Good restorative sleep is at least as important as a healthy diet, regular exercise and healthy bowels (more on that in a future post) in terms of overall wellness. Although each individual is different in terms of what might be interfering with sleep, here are a few tips that might help you improve this important component of wellness:

1. Realize that we sleep in approximately 90-minute sleep cycles. Even people who don’t “wake up” between each cycle come very close to it. So when you wake at 4am and you don’t need to be up until 6, tell yourself, “It’s okay, I still have time for one more whole sleep cycle!” This might reduce the anxiety you feel about waking up prematurely.

2. Have a good sleep schedule. Generally you should go to sleep at the same time every night and awaken around the same time every morning. Obviously there have to be exceptions to this – there’s travel, social gatherings, etc .– but try to stick to the schedule at least 5 days a week at a minimum.

3. Exercise – but not too late! Regular exercise (vigorous is better) has been shown time and time again to help with sleep patterns. However, vigorous exercise can be overly-stimulating for people who have trouble falling asleep. In that case, be sure to finish at least a couple of hours before you plan to hit the hay.

4. If you are having chronic trouble sleeping, eliminate caffeine after noon or altogether if needed. This seems obvious, but it can be hard to give up if you’re a coffee addict! You may need to taper off to avoid headaches and severe fatigue, but your body will thank you in the long run. (Side note, if you’re not having trouble sleeping, coffee is okay in moderation, and is even good for liver cleansing!).

5. No screens for 2-3 hours before bed.
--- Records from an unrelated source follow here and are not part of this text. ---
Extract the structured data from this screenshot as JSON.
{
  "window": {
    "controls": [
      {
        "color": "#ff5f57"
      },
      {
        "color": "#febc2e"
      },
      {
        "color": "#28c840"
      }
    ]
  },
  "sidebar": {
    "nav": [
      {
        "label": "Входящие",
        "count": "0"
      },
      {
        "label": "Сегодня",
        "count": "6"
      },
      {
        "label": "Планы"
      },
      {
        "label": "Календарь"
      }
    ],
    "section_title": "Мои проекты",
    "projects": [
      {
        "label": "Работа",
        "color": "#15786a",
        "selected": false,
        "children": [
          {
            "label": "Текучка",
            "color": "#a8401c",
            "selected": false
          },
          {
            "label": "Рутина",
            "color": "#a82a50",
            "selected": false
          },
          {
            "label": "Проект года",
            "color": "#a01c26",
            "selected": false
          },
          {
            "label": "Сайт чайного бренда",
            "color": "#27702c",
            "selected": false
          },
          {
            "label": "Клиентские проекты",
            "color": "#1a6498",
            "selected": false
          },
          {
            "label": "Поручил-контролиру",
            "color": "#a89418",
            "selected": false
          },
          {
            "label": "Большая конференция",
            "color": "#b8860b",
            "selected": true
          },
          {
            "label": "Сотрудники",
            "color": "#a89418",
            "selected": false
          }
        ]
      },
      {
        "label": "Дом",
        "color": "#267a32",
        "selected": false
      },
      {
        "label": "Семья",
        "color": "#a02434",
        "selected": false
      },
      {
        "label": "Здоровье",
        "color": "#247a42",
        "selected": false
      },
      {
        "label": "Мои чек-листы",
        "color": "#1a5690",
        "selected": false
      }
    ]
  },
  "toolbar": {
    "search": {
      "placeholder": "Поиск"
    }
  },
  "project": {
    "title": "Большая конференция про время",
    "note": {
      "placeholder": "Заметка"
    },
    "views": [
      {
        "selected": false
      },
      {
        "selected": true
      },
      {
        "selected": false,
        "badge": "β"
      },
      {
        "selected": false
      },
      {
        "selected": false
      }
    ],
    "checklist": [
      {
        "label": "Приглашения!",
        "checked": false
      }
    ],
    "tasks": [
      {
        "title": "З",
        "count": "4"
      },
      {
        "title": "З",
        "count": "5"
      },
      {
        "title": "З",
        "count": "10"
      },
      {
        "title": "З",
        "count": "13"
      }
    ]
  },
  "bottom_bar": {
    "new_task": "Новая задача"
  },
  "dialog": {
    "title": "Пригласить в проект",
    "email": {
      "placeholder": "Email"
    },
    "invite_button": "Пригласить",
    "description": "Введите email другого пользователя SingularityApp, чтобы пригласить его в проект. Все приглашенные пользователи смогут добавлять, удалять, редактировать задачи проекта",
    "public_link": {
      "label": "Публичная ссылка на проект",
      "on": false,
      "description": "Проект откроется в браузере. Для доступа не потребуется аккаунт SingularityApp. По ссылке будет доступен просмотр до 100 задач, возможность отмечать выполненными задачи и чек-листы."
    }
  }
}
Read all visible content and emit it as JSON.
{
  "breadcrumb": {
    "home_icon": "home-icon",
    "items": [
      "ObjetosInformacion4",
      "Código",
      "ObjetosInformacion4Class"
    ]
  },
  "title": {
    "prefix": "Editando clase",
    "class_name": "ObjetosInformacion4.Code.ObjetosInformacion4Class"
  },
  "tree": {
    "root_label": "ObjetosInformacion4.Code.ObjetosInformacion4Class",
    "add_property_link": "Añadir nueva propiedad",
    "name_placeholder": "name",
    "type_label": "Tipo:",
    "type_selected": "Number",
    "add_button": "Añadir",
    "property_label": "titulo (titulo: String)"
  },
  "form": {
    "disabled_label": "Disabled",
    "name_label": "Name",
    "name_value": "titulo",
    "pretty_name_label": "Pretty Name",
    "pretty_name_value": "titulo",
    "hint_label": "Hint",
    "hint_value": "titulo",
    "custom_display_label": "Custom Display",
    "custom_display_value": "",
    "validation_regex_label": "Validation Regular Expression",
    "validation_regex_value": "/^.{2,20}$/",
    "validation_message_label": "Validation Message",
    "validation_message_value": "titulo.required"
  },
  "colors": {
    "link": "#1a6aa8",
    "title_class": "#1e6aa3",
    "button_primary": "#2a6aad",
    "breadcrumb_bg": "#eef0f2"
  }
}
Period. Except…if you are like me and like to read books and articles on your device, or get your Instagram posts prepped after the kids go to bed. In that case see if you have a “night shift” setting. The newer iPhone software has this under “Settings -> Display & Brightness -> Night Shift.” Other smartphones may have similar functions. This setting adjusts the color scale away from blue light, which can be overly stimulating before bed. Exposure to blue light has been shown to lower elatonin levels, our natural sleep hormone. This may not solve your problems if you are struggling significantly – in that case please eliminate screens altogether. Go back to paper books or listen to a calming podcast instead.

6. Though alcohol can often help people fall asleep, too much often results in midnight or early morning awakenings. Best to go easy on the alcohol, especially if you have problems with sleep. Here's more information about safe alcohol amounts: https://www.niaaa.nih.gov/alcohol-health/overview-alcohol-consumption/moderate-binge-drinking

7. The bed should be for sleep (and sex). Period. You should read in a different location of the house and go to bed when you’re sleepy. If you wake at night and can’t fall asleep, go to a different room and do something relaxing, such as mediating or reading, or spending time looking at your plants, and then return to bed when you are sleepy.

Wishing you all restful, restorative sleeps!